Looks Like We May Have Lost This One

Terry Schiavo's feeding tube has been removed:

A spokesperson for Michael Schiavo says Terri Schiavo's feeding tube was removed Friday.


Schiavo is expected to be able to live a week to 10 days without her feeding tube.
There are some last-minute attempts at stopping this, but it looks like governmental remedies have been exhausted. There is always a possibility of a miracle of course, but short of that her death seems inevitable. Sometimes the good guys lose, even given the power of blogs.

Here are a couple of things I think we should take away from this, in the interest of understanding what happened and possibly in order to prevent its happening again:

This is in some sense an inevitable outcome of the death with dignity argument. Once we acceded to the notion that not life itself but quality of life is the ultimate value, it became impossible to avoid the loss of innocent life in the interest of mercy or dignity.
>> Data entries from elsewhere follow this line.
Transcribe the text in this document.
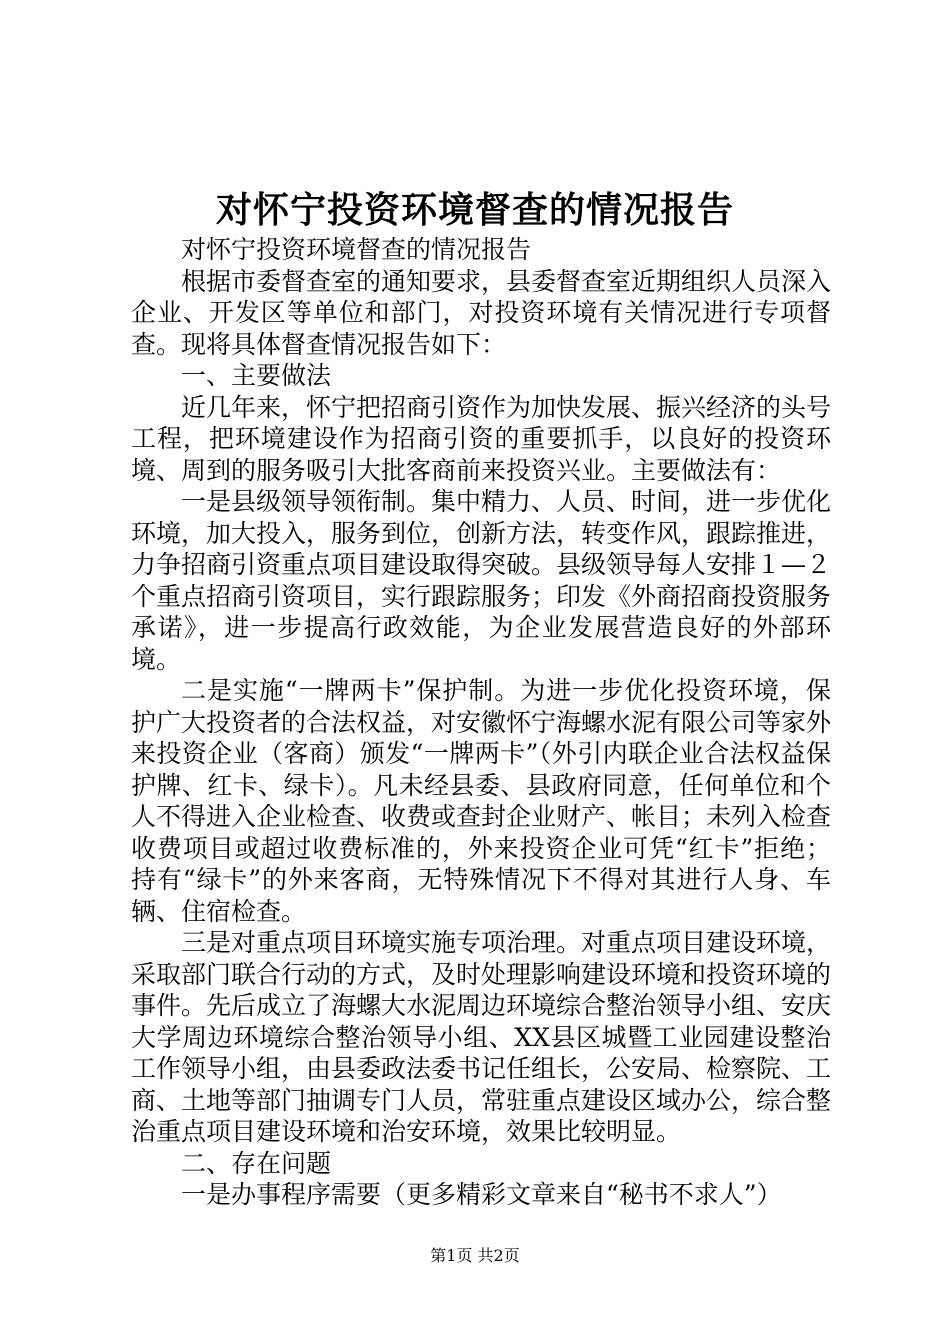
对怀宁投资环境督查的情况报告

对怀宁投资环境督查的情况报告

根据市委督查室的通知要求，县委督查室近期组织人员深入企业、开发区等单位和部门，对投资环境有关情况进行专项督查。现将具体督查情况报告如下：

一、主要做法

近几年来，怀宁把招商引资作为加快发展、振兴经济的头号工程，把环境建设作为招商引资的重要抓手，以良好的投资环境、周到的服务吸引大批客商前来投资兴业。主要做法有：

一是县级领导领衔制。集中精力、人员、时间，进一步优化环境，加大投入，服务到位，创新方法，转变作风，跟踪推进，力争招商引资重点项目建设取得突破。县级领导每人安排１—２个重点招商引资项目，实行跟踪服务；印发《外商招商投资服务承诺》，进一步提高行政效能，为企业发展营造良好的外部环境。

二是实施“一牌两卡”保护制。为进一步优化投资环境，保护广大投资者的合法权益，对安徽怀宁海螺水泥有限公司等家外来投资企业（客商）颁发“一牌两卡”（外引内联企业合法权益保护牌、红卡、绿卡）。凡未经县委、县政府同意，任何单位和个人不得进入企业检查、收费或查封企业财产、帐目；未列入检查收费项目或超过收费标准的，外来投资企业可凭“红卡”拒绝；持有“绿卡”的外来客商，无特殊情况下不得对其进行人身、车辆、住宿检查。

三是对重点项目环境实施专项治理。对重点项目建设环境，采取部门联合行动的方式，及时处理影响建设环境和投资环境的事件。先后成立了海螺大水泥周边环境综合整治领导小组、安庆大学周边环境综合整治领导小组、XX县区城暨工业园建设整治工作领导小组，由县委政法委书记任组长，公安局、检察院、工商、土地等部门抽调专门人员，常驻重点建设区域办公，综合整治重点项目建设环境和治安环境，效果比较明显。

二、存在问题

一是办事程序需要（更多精彩文章来自“秘书不求人”）

第1页 共2页
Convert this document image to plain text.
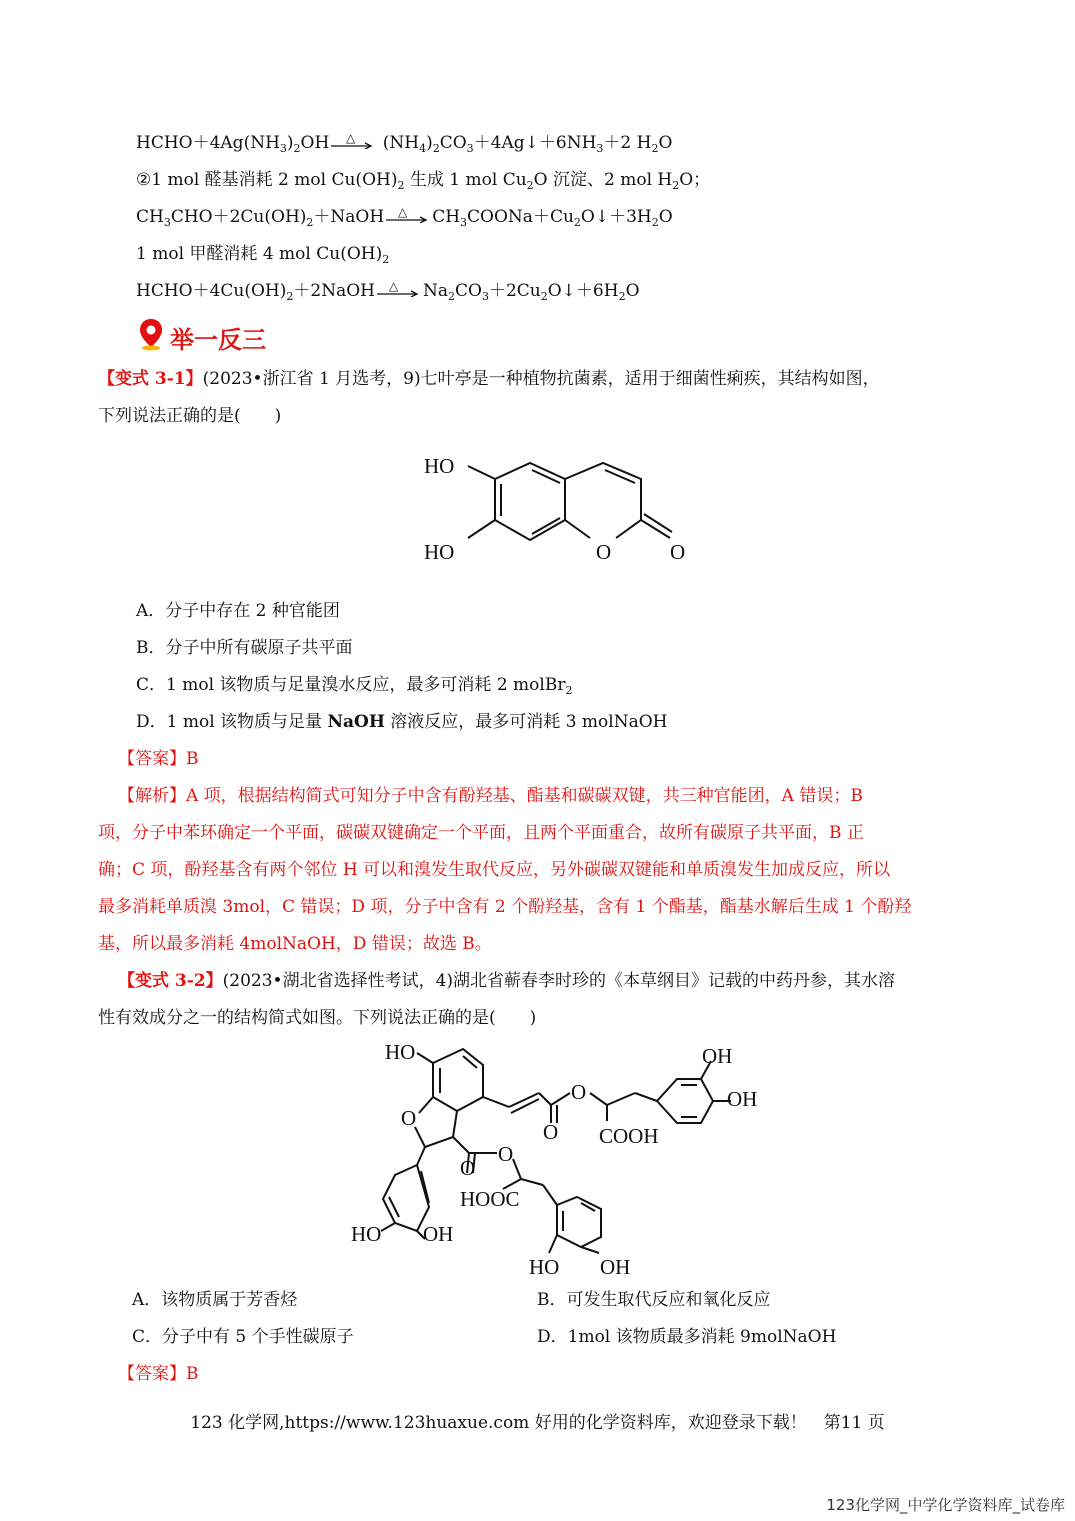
$HCHO+4Ag(NH_3)_2OH$ △ $(NH_4)_2CO_3+4Ag↓+6NH_3+2$ $H_2O$
②1 mol 醛基消耗 2 mol $Cu(OH)_2$ 生成 1 mol $Cu_2O$ 沉淀、2 mol $H_2O$；
$CH_3CHO+2Cu(OH)_2+NaOH$ △ $CH_3COONa+Cu_2O↓+3H_2O$
1 mol 甲醛消耗 4 mol $Cu(OH)_2$
$HCHO+4Cu(OH)_2+2NaOH$ △ $Na_2CO_3+2Cu_2O↓+6H_2O$
举一反三
【变式 3-1】(2023•浙江省 1 月选考，9)七叶亭是一种植物抗菌素，适用于细菌性痢疾，其结构如图，
下列说法正确的是(　　)
HO
HO	O	O
A．分子中存在 2 种官能团
B．分子中所有碳原子共平面
C．1 mol 该物质与足量溴水反应，最多可消耗 2 molBr$_2$
D．1 mol 该物质与足量 NaOH 溶液反应，最多可消耗 3 molNaOH
【答案】B
【解析】A 项，根据结构简式可知分子中含有酚羟基、酯基和碳碳双键，共三种官能团，A 错误；B
项，分子中苯环确定一个平面，碳碳双键确定一个平面，且两个平面重合，故所有碳原子共平面，B 正
确；C 项，酚羟基含有两个邻位 H 可以和溴发生取代反应，另外碳碳双键能和单质溴发生加成反应，所以
最多消耗单质溴 3mol，C 错误；D 项，分子中含有 2 个酚羟基，含有 1 个酯基，酯基水解后生成 1 个酚羟
基，所以最多消耗 4molNaOH，D 错误；故选 B。
【变式 3-2】(2023•湖北省选择性考试，4)湖北省蕲春李时珍的《本草纲目》记载的中药丹参，其水溶
性有效成分之一的结构简式如图。下列说法正确的是(　　)
HO	OH
OH
O
O
O COOH
O
O
HOOC
HO OH
HO OH
A．该物质属于芳香烃	B．可发生取代反应和氧化反应
C．分子中有 5 个手性碳原子	D．1mol 该物质最多消耗 9molNaOH
【答案】B
123 化学网,https://www.123huaxue.com 好用的化学资料库，欢迎登录下载！　第11 页
123化学网_中学化学资料库_试卷库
We could have delayed this by legislating that only in the case of a living will could an unconscious patient's life be terminated -- and, indeed, there are such laws -- but any such legislation survives at the sufferance of the interpreting judiciary. If we allow the issue to be framed as a matter of denying a patient's right to die, the judiciary will inevitably feel itself duty-bound to nullify any merely statutory legislation. In fact that is the sense of these comments by Michael Schiavo's lawyer:
"What we experienced today in the subpoena issued by the United States House of Representatives is nothing short of thuggery [...] It is absolutely shocking that according to the House of Representatives, any committee member or subcommittee member can issue a subpoena directed to any American forcing them to have medical treatment to have medical treatment against their will."
Thus evil becomes good and good becomes evil. Losing the moral high-ground is not merely an academic exercise. It is a matter of life and death, as we see here.

We talk about euthanasia and abortion as being part of a culture war, but we are not fighting it as if it were a war. From my perspective it seems more like a playground brawl where the stakes are not very high and we can afford to take a shot whenever we see an opening. But this is not the way to win a war. If the latter is our goal we must take a longer-term, strategic view. This entails controlling the institutions of cultural creation, the churches and the schools, and restraining the power of the courts. Nothing else matters. It is true that journalism and the arts/entertainment industry have a significant impact on culture but they are ultimately secondary. They transmit culture but they do not create it

Looking around I see little concerted effort in these areas. To be sure there are several groups that focus on these three strategic institutions, but they are generally perceived as having less urgency than saving a particular life or protesting a particular law or judicial decision. But if I am right, many more bad laws will be passed due to our lack of strategy and that will ultimately result in many more lives lost (to say nothing of lost souls).

I don't want to disparage the efforts of those who have worked on behalf of Mrs. Schiavo since every life is precious. But in the big picture, if it hadn't been Terri, it would have been someone else. Focusing on such activities may be necessary in emergencies, but we must view it in military terms as akin to charging up San Juan Hill. It may serve as a rallying point, but it also invites counter-attacks and if we are not careful we can end up losing more ground than we gained.